À présent, Unghalak et moi avons trouvé refuge dans un village du Québec. Ne jamais savoir à l’avance comment je passerai l’hiver est excitant, mais parfois difficile. Cette fois, on m’a offert un toit en échange d’un coup de main dans un garage de campagne : je serai apprenti mécanicien pendant les semaines à venir. Les choses se sont passées naturellement : tractant le kayak avec Unghalak, je traversais le village à pied, en quête d’un abri pour la nuit (on prévoyait -15 °C), lorsque j’ai rencontré Albert.

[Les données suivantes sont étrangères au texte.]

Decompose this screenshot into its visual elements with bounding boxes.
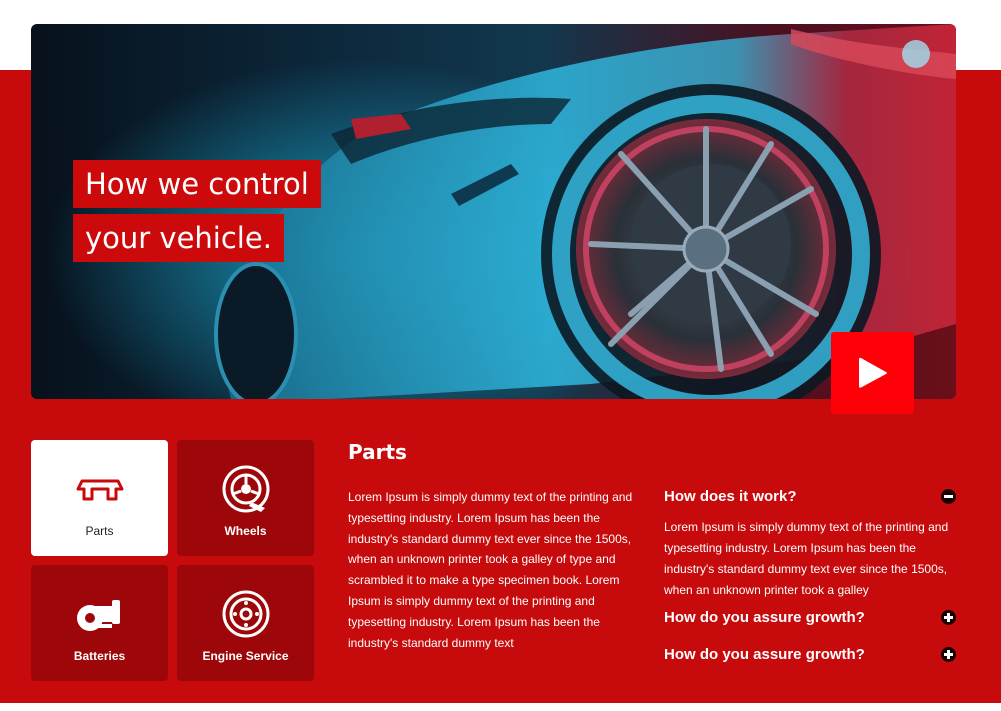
- service-tile-parts[interactable]: Parts: [31, 440, 168, 556]
- play-video-button[interactable]: [831, 332, 914, 414]
- faq-item: How do you assure growth?: [664, 646, 956, 663]
- faq-answer: Lorem Ipsum is simply dummy text of the …: [664, 520, 949, 597]
- faq-question-text: How does it work?: [664, 488, 797, 505]
- service-tile-label: Engine Service: [202, 649, 289, 663]
- play-icon: [858, 357, 887, 388]
- minus-circle-icon[interactable]: [941, 489, 956, 504]
- brake-disc-icon: [221, 589, 271, 639]
- faq-question-text: How do you assure growth?: [664, 609, 865, 626]
- service-tile-batteries[interactable]: Batteries: [31, 565, 168, 681]
- faq-question[interactable]: How do you assure growth?: [664, 609, 956, 626]
- service-tile-wheels[interactable]: Wheels: [177, 440, 314, 556]
- faq-question[interactable]: How do you assure growth?: [664, 646, 956, 663]
- service-tile-engine-service[interactable]: Engine Service: [177, 565, 314, 681]
- hero-title-line-2: your vehicle.: [73, 214, 284, 262]
- wheel-icon: [221, 464, 271, 514]
- faq-item: How does it work? Lorem Ipsum is simply …: [664, 488, 956, 601]
- battery-icon: [74, 589, 126, 639]
- service-tile-label: Batteries: [73, 649, 126, 663]
- hero-title: How we control your vehicle.: [73, 160, 321, 268]
- service-tile-label: Wheels: [224, 524, 267, 538]
- section-body: Lorem Ipsum is simply dummy text of the …: [348, 490, 633, 650]
- section-title: Parts: [348, 440, 407, 464]
- faq-question[interactable]: How does it work?: [664, 488, 956, 505]
- faq-question-text: How do you assure growth?: [664, 646, 865, 663]
- plus-circle-icon[interactable]: [941, 610, 956, 625]
- faq-item: How do you assure growth?: [664, 609, 956, 626]
- car-part-icon: [76, 464, 124, 514]
- hero-banner: How we control your vehicle.: [31, 24, 956, 399]
- plus-circle-icon[interactable]: [941, 647, 956, 662]
- hero-title-line-1: How we control: [73, 160, 321, 208]
- bottom-white-strip: [0, 703, 1001, 711]
- service-tile-label: Parts: [85, 524, 114, 538]
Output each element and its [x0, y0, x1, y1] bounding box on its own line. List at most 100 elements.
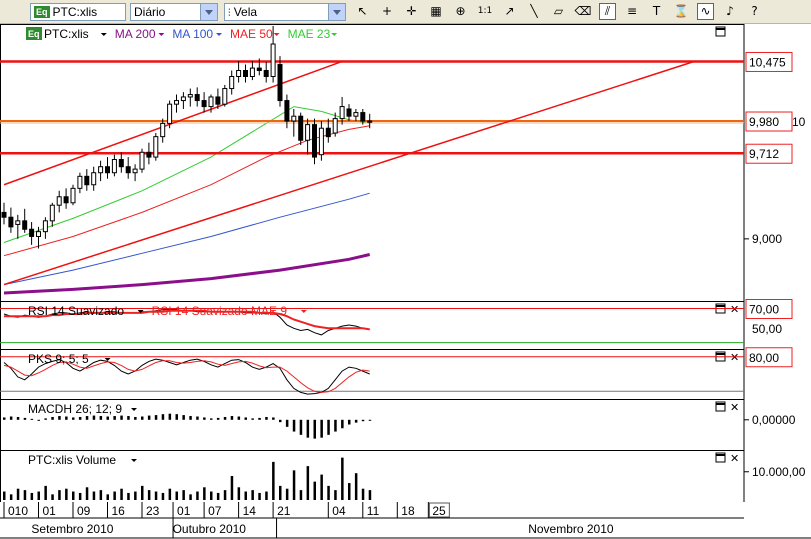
- x-day-label: 01: [43, 504, 57, 518]
- volume-bar: [237, 487, 241, 500]
- candle-body: [63, 196, 69, 204]
- volume-bar: [154, 491, 158, 500]
- candle-body: [118, 158, 124, 168]
- fibonacci-icon[interactable]: ≡: [624, 3, 641, 20]
- volume-bar: [168, 488, 172, 500]
- candle-body: [236, 69, 242, 78]
- candle: [222, 84, 228, 107]
- volume-bar: [92, 491, 96, 500]
- candle-body: [256, 67, 262, 71]
- help-icon[interactable]: ?: [746, 3, 763, 20]
- bell-icon[interactable]: ♪: [722, 3, 739, 20]
- symbol-combo[interactable]: Eq PTC:xlis: [30, 3, 126, 21]
- macd-bar: [141, 416, 144, 420]
- macd-bar: [120, 415, 123, 420]
- candle-body: [167, 103, 173, 124]
- volume-bar: [182, 490, 185, 500]
- candle-body: [146, 151, 152, 158]
- trend-line-icon[interactable]: ╲: [526, 3, 543, 20]
- macd-bar: [189, 416, 192, 420]
- volume-bar: [223, 490, 227, 500]
- candle-body: [29, 228, 35, 237]
- period-select[interactable]: Diário: [130, 3, 218, 21]
- volume-bar: [16, 488, 20, 500]
- trend-arrow-icon[interactable]: ↗: [501, 3, 518, 20]
- cross-arrow-icon[interactable]: ✛: [403, 3, 420, 20]
- candle-body: [243, 69, 248, 78]
- volume-bar: [147, 490, 151, 500]
- zoom-icon[interactable]: ⊕: [452, 3, 469, 20]
- chart-canvas[interactable]: ✕ ✕ ✕ ✕ 9,000 10,475 9,980 9,712 10 Eq PTC:xlis MA …: [0, 24, 811, 539]
- macd-bar: [348, 419, 351, 425]
- close-icon: ✕: [730, 401, 739, 414]
- chart-type-select[interactable]: ⫶ Vela: [224, 3, 346, 21]
- x-day-label: 010: [8, 504, 28, 518]
- candle-body: [194, 94, 200, 102]
- legend-label: MA 200: [115, 27, 156, 41]
- candle-body: [346, 108, 352, 117]
- macd-bar: [85, 416, 89, 420]
- text-tool-icon[interactable]: T: [648, 3, 665, 20]
- volume-bar: [216, 492, 220, 500]
- candle-body: [49, 204, 55, 222]
- crosshair-icon[interactable]: +: [379, 3, 396, 20]
- pks-level-label: 80,00: [749, 351, 779, 365]
- candle-body: [8, 216, 14, 228]
- candle: [298, 112, 304, 146]
- macd-bar: [44, 418, 47, 420]
- candle-body: [291, 115, 297, 122]
- volume-bar: [3, 491, 6, 500]
- eraser-icon[interactable]: ▱: [550, 3, 567, 20]
- zoom-1to1-icon[interactable]: 1:1: [477, 3, 494, 20]
- candle-body: [132, 168, 138, 174]
- candle-body: [111, 158, 117, 174]
- macd-bar: [258, 417, 261, 420]
- macd-bar: [265, 416, 268, 420]
- volume-bar: [334, 490, 337, 500]
- alarm-icon[interactable]: ⌛: [673, 3, 690, 20]
- volume-bar: [203, 487, 206, 500]
- volume-bar: [230, 476, 234, 500]
- channel-icon[interactable]: ⫽: [599, 3, 616, 20]
- chevron-down-icon[interactable]: [200, 4, 217, 20]
- volume-bar: [113, 491, 116, 500]
- macd-bar: [272, 417, 275, 420]
- candle-body: [139, 151, 145, 170]
- candle: [312, 118, 317, 165]
- cursor-icon[interactable]: ↖: [354, 3, 371, 20]
- x-day-label: 16: [112, 504, 126, 518]
- macd-bar: [127, 416, 130, 420]
- macd-bar: [16, 416, 20, 420]
- volume-bar: [9, 494, 13, 500]
- equity-badge-text: Eq: [28, 29, 40, 39]
- period-value: Diário: [134, 5, 166, 19]
- close-icon: ✕: [730, 351, 739, 364]
- candle-body: [312, 124, 317, 158]
- volume-bar: [327, 485, 330, 500]
- macd-bar: [216, 417, 220, 420]
- macd-bar: [251, 418, 254, 420]
- candle-body: [77, 175, 83, 189]
- volume-bar: [361, 488, 365, 500]
- macd-bar: [334, 419, 337, 432]
- chevron-down-icon[interactable]: [328, 4, 345, 20]
- candle-body: [105, 166, 110, 174]
- volume-bar: [320, 474, 323, 500]
- candle-body: [263, 69, 269, 78]
- candle-body: [284, 100, 290, 122]
- candle-body: [277, 63, 283, 102]
- macd-bar: [30, 418, 34, 420]
- volume-bar: [51, 494, 54, 500]
- macd-bar: [51, 416, 54, 420]
- grid-icon[interactable]: ▦: [428, 3, 445, 20]
- legend-label: PKS 9; 5; 5: [28, 352, 89, 366]
- wave-icon[interactable]: ∿: [697, 3, 714, 20]
- candle-body: [305, 124, 311, 141]
- macd-bar: [237, 416, 241, 420]
- macd-bar: [175, 414, 178, 420]
- candle-body: [353, 112, 359, 117]
- macd-bar: [23, 417, 27, 420]
- legend-label: MA 100: [172, 27, 213, 41]
- eraser-all-icon[interactable]: ⌫: [575, 3, 592, 20]
- macd-y-tick-label: 0,00000: [752, 413, 796, 427]
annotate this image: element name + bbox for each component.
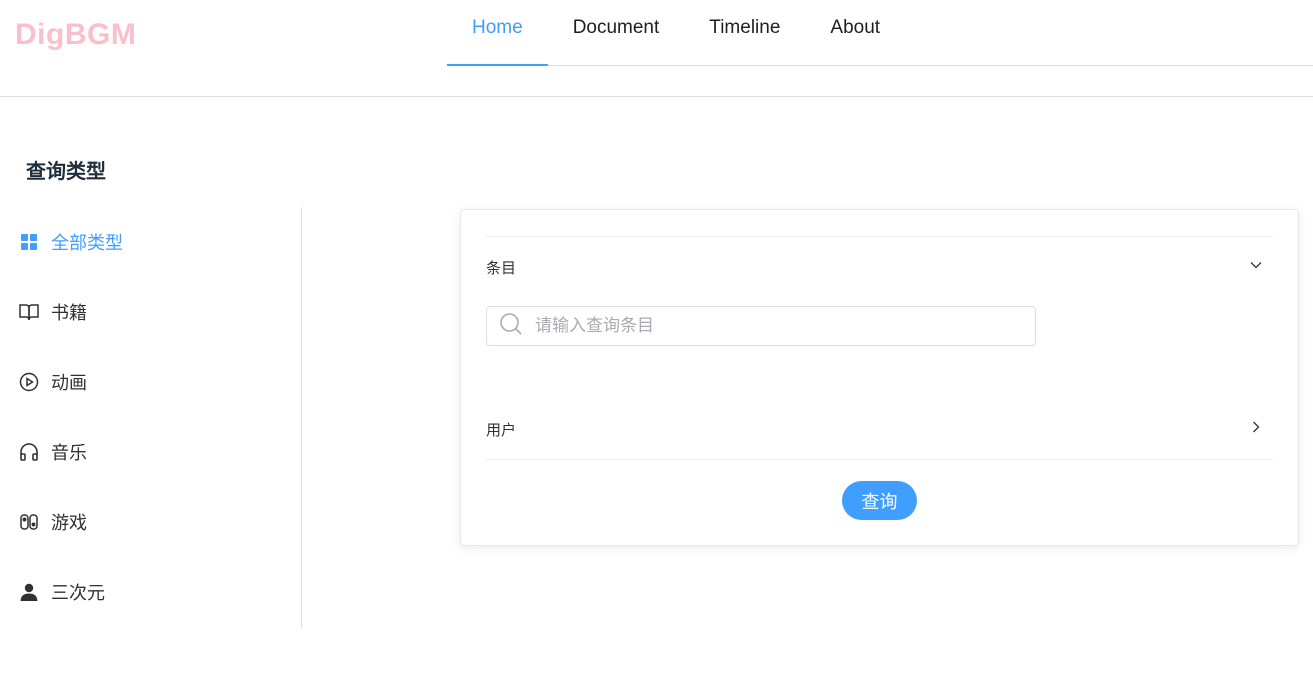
sidebar-item-real[interactable]: 三次元 bbox=[0, 557, 301, 627]
sidebar-item-label: 三次元 bbox=[51, 583, 105, 604]
sidebar-item-music[interactable]: 音乐 bbox=[0, 417, 301, 487]
chevron-right-icon bbox=[1249, 420, 1263, 438]
nav-item-about[interactable]: About bbox=[805, 0, 905, 66]
book-icon bbox=[18, 301, 40, 323]
sidebar-item-label: 书籍 bbox=[51, 303, 87, 324]
subject-section-label: 条目 bbox=[486, 258, 517, 277]
subject-search-input[interactable] bbox=[533, 315, 1013, 337]
sidebar-item-label: 音乐 bbox=[51, 443, 87, 464]
person-icon bbox=[18, 581, 40, 603]
game-controller-icon bbox=[18, 511, 40, 533]
play-circle-icon bbox=[18, 371, 40, 393]
nav-item-home[interactable]: Home bbox=[447, 0, 548, 66]
subject-search-box bbox=[486, 306, 1036, 346]
sidebar-title: 查询类型 bbox=[26, 159, 106, 183]
sidebar-item-label: 游戏 bbox=[51, 513, 87, 534]
sidebar-item-games[interactable]: 游戏 bbox=[0, 487, 301, 557]
sidebar-item-label: 动画 bbox=[51, 373, 87, 394]
search-icon bbox=[499, 312, 523, 340]
top-header: DigBGM Home Document Timeline About bbox=[0, 0, 1313, 97]
query-button[interactable]: 查询 bbox=[842, 481, 917, 520]
sidebar-item-anime[interactable]: 动画 bbox=[0, 347, 301, 417]
headphones-icon bbox=[18, 441, 40, 463]
sidebar-item-all[interactable]: 全部类型 bbox=[0, 207, 301, 277]
user-collapse-header[interactable]: 用户 bbox=[486, 399, 1273, 460]
user-section-label: 用户 bbox=[486, 420, 517, 439]
sidebar-item-books[interactable]: 书籍 bbox=[0, 277, 301, 347]
grid-icon bbox=[18, 231, 40, 253]
query-card: 条目 用户 查询 bbox=[460, 209, 1299, 546]
main-nav: Home Document Timeline About bbox=[447, 0, 1313, 66]
chevron-down-icon bbox=[1249, 258, 1263, 276]
sidebar-item-label: 全部类型 bbox=[51, 233, 123, 254]
brand-logo[interactable]: DigBGM bbox=[15, 18, 136, 52]
sidebar-menu: 全部类型 书籍 动画 音乐 游戏 三次元 bbox=[0, 207, 302, 628]
nav-item-timeline[interactable]: Timeline bbox=[684, 0, 805, 66]
nav-item-document[interactable]: Document bbox=[548, 0, 685, 66]
subject-collapse: 条目 bbox=[486, 236, 1273, 297]
subject-collapse-header[interactable]: 条目 bbox=[486, 237, 1273, 297]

Ce n’est pas toujours aussi simple, surtout plus au sud. En Norvège, j’ai dû patienter un mois sous la tente en banlieue d’une ville avant de trouver un emploi dans une usine de poissons. Imaginez-vous sans adresse, sans téléphone, la barbe hirsute, les cheveux sales, à la recherche d’un travail dans un pays dont vous ne connaissez même pas la langue ! Ainsi, peut-être serai-je un éternel nomade, peut-être me bâtirai-je un chalet en rondins dans le nord du Canada ou vivrai-je à bord d’un voilier. Qu’importe, pourvu que je poursuive cette longue et passionnante ascension qui conduit aux étoiles.